Google ads were added to the Luma website in October 2024. As a result, the visual tests I had written now failed as they were including dynamic adverts. Unfortunately, several attempts to handle these adverts were unsuccessful so I have had to skip the visual tests. I tried using an adblocker but ads were still displayed regardless of what I used as the ads/tracking list. I also tried blocking Google ad API requests (see here for an example) but again ads were still being displayed, even if I aborted all requests to URLs outside of the domain under test.

In addition to the adverts displayed on the website, Google AdSense was interfering with some of my assertions by embedding search links into text elements to make it easier for users to search for related content. This was particularly evident in some product descriptions so I have had to comment out the assertion on the product description text. Commenting out an assertion is not best practice at all as it means there is no evidence in the test reports and logs of the assertion being omitted, unlike a skipped test for example. However, the remainder of the product test in question still has value so I didn't want to skip the whole test.

CI Pipelines

This project includes two CI pipelines:

The Playwright Tests pipeline is the main pipeline, usually running the whole test suite on all three browsers (Chrome, Firefox and Safari) in parallel. There are three triggers: a cron job to run the full test suite at 8am UTC every day Monday to Friday; a manual trigger to again run the full test suite; and a trigger for pull requests into the main branch which runs a subset of the test suite against Chrome.

The PR trigger is intended to provide some quick confidence in the latest changes without waiting for the full test suite to run. This was especially important when the run time of the full test suite across all browsers was in excess of 45 minutes despite the browsers being tested in parallel. The run time of the test suite has been reduced to below 25 minutes now but often the changes in a PR don't require the full test suite to be run in order to prove they work as expected which is why only a subset of the tests are run. The manual trigger allows all tests to be run should that be required prior to merging changes into main. The scheduled cron job ensures the tests are run regularly and acts as an alert system for any changes in the data for any of the products in the online store, as happens from time to time and is a hazard of working with a third-party application.

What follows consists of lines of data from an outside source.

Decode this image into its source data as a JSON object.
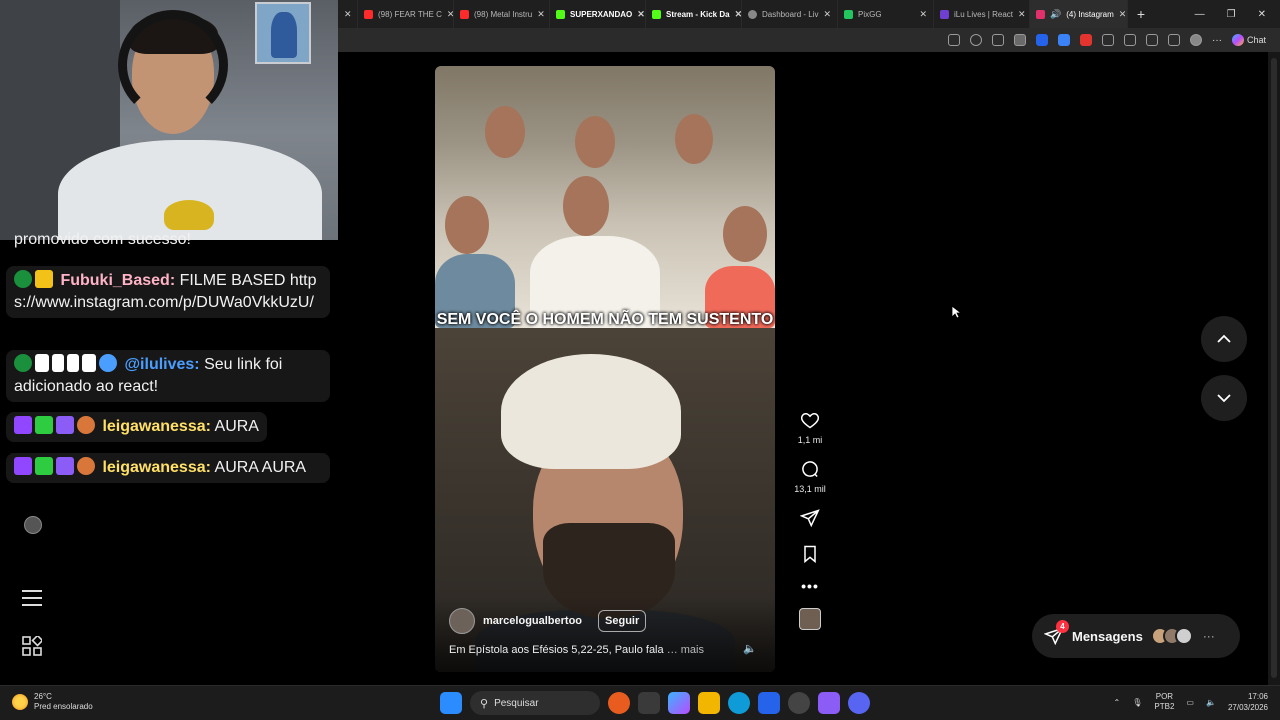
{
  "browser": {
    "tabs": [
      {
        "label": "",
        "icon_color": "#ffffff"
      },
      {
        "label": "(98) FEAR THE C",
        "icon_color": "#ff2a2a"
      },
      {
        "label": "(98) Metal Instru",
        "icon_color": "#ff2a2a"
      },
      {
        "label": "SUPERXANDAO",
        "icon_color": "#53fc18"
      },
      {
        "label": "Stream - Kick Da",
        "icon_color": "#53fc18"
      },
      {
        "label": "Dashboard - Liv",
        "icon_color": "#888888"
      },
      {
        "label": "PixGG",
        "icon_color": "#22c55e"
      },
      {
        "label": "iLu Lives | React",
        "icon_color": "#6f3fd1"
      },
      {
        "label": "(4) Instagram",
        "icon_color": "#e1306c"
      }
    ],
    "new_tab": "+",
    "chat_label": "Chat"
  },
  "chat": {
    "messages": [
      {
        "prefix": "",
        "user": "",
        "text": "promovido com sucesso!"
      },
      {
        "user": "Fubuki_Based:",
        "text": " FILME BASED https://www.instagram.com/p/DUWa0VkkUzU/",
        "user_color": "#ffb3c7"
      },
      {
        "user": "@ilulives:",
        "text": " Seu link foi adicionado ao react!",
        "user_color": "#4a9eff"
      },
      {
        "user": "leigawanessa:",
        "text": " AURA",
        "user_color": "#ffe066"
      },
      {
        "user": "leigawanessa:",
        "text": " AURA AURA",
        "user_color": "#ffe066"
      }
    ]
  },
  "post": {
    "caption": "SEM VOCÊ O HOMEM NÃO TEM SUSTENTO",
    "author": "marcelogualbertoo",
    "follow_label": "Seguir",
    "description": "Em Epístola aos Efésios 5,22-25, Paulo fala",
    "more_label": "… mais",
    "likes": "1,1 mi",
    "comments": "13,1 mil",
    "more_dots": "•••"
  },
  "messages_bar": {
    "label": "Mensagens",
    "badge": "4",
    "more": "···"
  },
  "taskbar": {
    "weather_temp": "26°C",
    "weather_desc": "Pred ensolarado",
    "search_placeholder": "Pesquisar",
    "lang_top": "POR",
    "lang_bottom": "PTB2",
    "time": "17:06",
    "date": "27/03/2026"
  },
  "colors": {
    "instagram_bg": "#000000",
    "accent_red": "#ff3040"
  }
}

The Visual Tests pipeline only runs the visual (image comparison) tests and has a manual trigger. This primarily exists as a way of running the visual tests on Linux (the tests have been developed on Windows but run on Linux in CI) to capture new/updated baseline snapshots for that OS so they can be added to the repo prior to running the full test suite. This pipeline is only run when new visual tests are added or existing Linux snapshots need to be updated.

Further Development

The test suite has been written to showcase my approach to UI testing and to capture certain skills and learnings rather than provide a full and comprehensive test of the relevant website. As such there is significant room for further development of this project, including but not limited to:

  • Tests for customers in different states e.g. with order history, reviews, wishlist etc
    • Could this be done with API stubbing of responses including known test data?
  • Adding products to a shopping cart
    • With size/color/quantity validation error
    • Non-integer quantities
    • Successful
  • Adding products to a wish list
  • Comparing products
  • Searching for products
  • Filtering and navigation via the sidenav

In addition the CI pipelines could be updated to make more use of dependency caching.

However, I feel this project is sufficient to fulfill the purpose I intended it to be used for and as such I plan to park it for now and focus on other projects.